June 30, 2021 - 2:12pm

Prostitution, we are told, is work just like any other. If we take it as given that ‘the world’s oldest profession’ is, indeed, a legitimate profession, then it is worth asking who exactly we expect to fill this role. We know that demand for prostituted women far outstrips supply of native women — there just aren’t enough British women financially desperate enough to enter into the trade. Immigrants do all our crappy jobs — from delivering our takeouts to cleaning our offices, we’ve become accustomed to relying on cheap foreign labour to fill gaps in unpleasant, ill-paid labour sectors.

An article published by Nordic Model Now, an anti-sex trafficking advocacy group, lays out some of the consequences Western European demand for cheap labour has on poorer European nations. Over two decades on from the fall of Romania’s brutal communist dictatorship, the beleaguered Eastern European nation is still struggling to find its place in modern Europe.

It seems that the most valuable contribution the country can provide in the eyes of its richer neighbours is her people — specifically, her young women. Demand for Romanian ‘prostitutes’ has fostered an extremely profitable — and powerful — criminal underworld. It is no longer enough to lure women with promises of employment in babysitting or cleaning sectors: gangs have become emboldened, snatching young women from the streets of their hometowns to traffic out of the country.

A particularly harrowing case from 2019 illustrates just how pervasive the problem of sex trafficking has become in the country. On her way home from school, 14 year old girl Alexandra Macesanu was kidnapped, raped, and sold into prostitution. Her horrified family begged the police to help, to no avail – Alexandra herself had frantically called the police informing them of her abduction, only for them to laugh her down and ultimately ignore the call. How could it be that Romania, a small country where prostitution is illegal, has thousands of reported cases of kidnapping for the purpose of sex trafficking?

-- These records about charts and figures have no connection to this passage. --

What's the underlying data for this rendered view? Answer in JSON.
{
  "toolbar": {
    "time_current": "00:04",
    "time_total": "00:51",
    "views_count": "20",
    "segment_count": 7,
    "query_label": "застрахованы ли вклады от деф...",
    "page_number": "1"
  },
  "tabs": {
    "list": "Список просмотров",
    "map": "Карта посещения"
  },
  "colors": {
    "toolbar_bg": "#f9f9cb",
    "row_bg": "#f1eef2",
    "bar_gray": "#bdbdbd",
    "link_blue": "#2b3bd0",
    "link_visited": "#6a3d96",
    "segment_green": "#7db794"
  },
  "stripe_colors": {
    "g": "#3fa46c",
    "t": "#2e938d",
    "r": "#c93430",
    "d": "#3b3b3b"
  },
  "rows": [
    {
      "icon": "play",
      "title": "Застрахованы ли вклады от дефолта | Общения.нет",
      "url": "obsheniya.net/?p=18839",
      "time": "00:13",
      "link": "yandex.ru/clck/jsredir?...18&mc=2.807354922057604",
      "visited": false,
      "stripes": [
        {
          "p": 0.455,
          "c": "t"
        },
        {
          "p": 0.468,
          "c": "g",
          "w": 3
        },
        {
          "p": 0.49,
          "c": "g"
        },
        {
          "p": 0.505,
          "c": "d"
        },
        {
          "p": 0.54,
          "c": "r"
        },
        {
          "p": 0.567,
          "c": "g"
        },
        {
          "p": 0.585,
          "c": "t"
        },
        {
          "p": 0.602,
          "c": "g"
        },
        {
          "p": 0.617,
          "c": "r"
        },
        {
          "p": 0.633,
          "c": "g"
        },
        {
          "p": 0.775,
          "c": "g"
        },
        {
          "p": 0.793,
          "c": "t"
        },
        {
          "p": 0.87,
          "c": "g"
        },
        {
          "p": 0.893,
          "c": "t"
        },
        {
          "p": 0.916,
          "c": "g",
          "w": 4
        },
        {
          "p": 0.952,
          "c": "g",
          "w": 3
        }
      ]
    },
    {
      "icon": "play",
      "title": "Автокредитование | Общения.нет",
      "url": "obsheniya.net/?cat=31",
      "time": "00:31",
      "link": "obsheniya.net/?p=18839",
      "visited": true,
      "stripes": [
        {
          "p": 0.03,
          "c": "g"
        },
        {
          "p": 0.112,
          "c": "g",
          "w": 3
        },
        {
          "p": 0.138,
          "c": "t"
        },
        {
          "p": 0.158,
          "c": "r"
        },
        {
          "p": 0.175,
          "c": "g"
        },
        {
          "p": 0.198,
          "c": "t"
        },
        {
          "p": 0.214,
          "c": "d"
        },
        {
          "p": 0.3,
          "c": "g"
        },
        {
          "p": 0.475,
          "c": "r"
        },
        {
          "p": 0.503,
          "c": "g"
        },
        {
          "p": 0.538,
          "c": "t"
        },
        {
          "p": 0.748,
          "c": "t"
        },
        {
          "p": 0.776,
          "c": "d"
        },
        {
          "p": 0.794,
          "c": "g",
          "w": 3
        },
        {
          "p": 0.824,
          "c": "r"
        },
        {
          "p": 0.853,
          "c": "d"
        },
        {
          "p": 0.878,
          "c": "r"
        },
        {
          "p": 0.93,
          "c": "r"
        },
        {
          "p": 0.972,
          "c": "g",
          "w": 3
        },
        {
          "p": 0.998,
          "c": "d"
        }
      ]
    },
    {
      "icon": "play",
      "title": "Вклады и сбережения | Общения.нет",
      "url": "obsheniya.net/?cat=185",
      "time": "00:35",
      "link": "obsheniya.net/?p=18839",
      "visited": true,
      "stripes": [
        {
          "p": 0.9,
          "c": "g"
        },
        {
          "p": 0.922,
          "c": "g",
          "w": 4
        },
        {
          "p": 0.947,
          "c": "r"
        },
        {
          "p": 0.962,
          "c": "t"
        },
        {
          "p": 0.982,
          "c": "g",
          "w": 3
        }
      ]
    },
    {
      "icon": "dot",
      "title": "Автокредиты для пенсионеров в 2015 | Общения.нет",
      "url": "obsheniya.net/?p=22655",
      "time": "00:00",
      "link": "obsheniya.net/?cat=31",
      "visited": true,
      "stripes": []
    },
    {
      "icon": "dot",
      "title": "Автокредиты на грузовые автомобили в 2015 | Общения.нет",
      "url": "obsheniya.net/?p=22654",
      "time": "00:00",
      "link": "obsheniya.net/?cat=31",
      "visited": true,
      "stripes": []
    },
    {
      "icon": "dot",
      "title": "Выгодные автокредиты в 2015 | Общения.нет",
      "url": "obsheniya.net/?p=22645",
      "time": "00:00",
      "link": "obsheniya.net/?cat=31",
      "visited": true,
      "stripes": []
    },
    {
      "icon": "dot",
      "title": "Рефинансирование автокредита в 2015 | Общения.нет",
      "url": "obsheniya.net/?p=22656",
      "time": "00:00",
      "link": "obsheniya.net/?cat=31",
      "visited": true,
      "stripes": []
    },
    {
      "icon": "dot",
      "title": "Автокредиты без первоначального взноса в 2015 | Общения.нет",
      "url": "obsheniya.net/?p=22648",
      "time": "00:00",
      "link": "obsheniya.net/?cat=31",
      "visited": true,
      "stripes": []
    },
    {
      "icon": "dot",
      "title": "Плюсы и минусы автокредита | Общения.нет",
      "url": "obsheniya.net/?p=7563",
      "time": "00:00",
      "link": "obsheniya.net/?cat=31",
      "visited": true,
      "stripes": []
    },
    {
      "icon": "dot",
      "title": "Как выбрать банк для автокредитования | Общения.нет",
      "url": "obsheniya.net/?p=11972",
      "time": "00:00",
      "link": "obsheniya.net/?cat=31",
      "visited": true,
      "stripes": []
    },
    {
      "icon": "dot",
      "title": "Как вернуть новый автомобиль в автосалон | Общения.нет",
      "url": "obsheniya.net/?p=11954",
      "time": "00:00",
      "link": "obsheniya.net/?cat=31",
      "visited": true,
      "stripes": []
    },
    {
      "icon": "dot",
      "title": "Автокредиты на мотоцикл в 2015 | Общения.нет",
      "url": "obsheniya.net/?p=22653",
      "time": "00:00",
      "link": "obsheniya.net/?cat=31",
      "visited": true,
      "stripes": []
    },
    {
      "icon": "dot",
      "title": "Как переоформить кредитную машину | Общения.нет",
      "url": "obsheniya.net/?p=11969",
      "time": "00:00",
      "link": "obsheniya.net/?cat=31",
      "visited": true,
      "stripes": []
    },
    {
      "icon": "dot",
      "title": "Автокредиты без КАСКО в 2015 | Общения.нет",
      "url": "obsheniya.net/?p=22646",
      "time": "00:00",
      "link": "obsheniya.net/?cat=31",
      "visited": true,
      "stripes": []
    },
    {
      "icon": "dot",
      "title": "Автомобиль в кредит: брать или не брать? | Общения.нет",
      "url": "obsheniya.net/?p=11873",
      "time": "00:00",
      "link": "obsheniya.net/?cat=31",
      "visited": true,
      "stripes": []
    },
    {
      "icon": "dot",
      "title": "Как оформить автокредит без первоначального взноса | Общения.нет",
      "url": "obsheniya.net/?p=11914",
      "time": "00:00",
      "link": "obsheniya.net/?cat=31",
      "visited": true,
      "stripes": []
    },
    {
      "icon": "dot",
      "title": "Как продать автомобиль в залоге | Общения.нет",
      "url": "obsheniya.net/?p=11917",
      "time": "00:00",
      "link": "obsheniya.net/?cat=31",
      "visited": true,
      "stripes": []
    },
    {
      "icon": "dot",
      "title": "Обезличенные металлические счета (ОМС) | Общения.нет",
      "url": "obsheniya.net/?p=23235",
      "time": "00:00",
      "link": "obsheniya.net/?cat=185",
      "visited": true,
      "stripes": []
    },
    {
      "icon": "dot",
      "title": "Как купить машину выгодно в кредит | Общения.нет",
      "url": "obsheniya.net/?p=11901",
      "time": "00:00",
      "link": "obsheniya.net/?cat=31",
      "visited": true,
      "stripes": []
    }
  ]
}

We can gasp in shock at the brutality of these foreign pimps (and we certainly should), but we cannot turn a blind eye to our own culpability in this sick trade. The demand, after all, comes from somewhere. One of the biggest markets for prostituted women is found in Germany, which legalised prostitution in 2002. It’s difficult to get exact figures on sex buyers, or ‘punters’, generally due to the often illegal and underground prostitution circles. Germany, therefore, provides the best glimpse into the European market for paid sex. According to the most recent estimates, around 1.2 million German men buy access to prostituted women every day — with one in five German men having paid for a prostitute at least once in his life.

We have enriched ourselves through the exploitation of immigrant labour for decades. If Britain were to recognise prostitution as legitimate ‘work’, we could no doubt further enrich ourselves from the sexual exploitation of immigrant labour. Legalised brothels make pimps of us all — and pimping is a very lucrative business. How helpful, then, are these sex-positive feminists to the cause of ‘Big-Pimp’? Just as other exploitative industries utilise propaganda to soften the brutal reality of the job for the ordinary worker, advocates for legalised prostitution will obfuscate the typical experience for women and girls in the sex trade — boosting a highly sanitised image of the ‘sex worker’ to suit their decriminalisation agenda.

Rather than look towards utopian hypotheticals, in which all women who ‘work’ in prostitution do so freely and happily, we need to examine the sex trade as it does — and always will — operate: predicated upon the physical, mental and financial exploitation of the most vulnerable classes of immigrant women.


Poppy Coburn is an editorial trainee at UnHerd.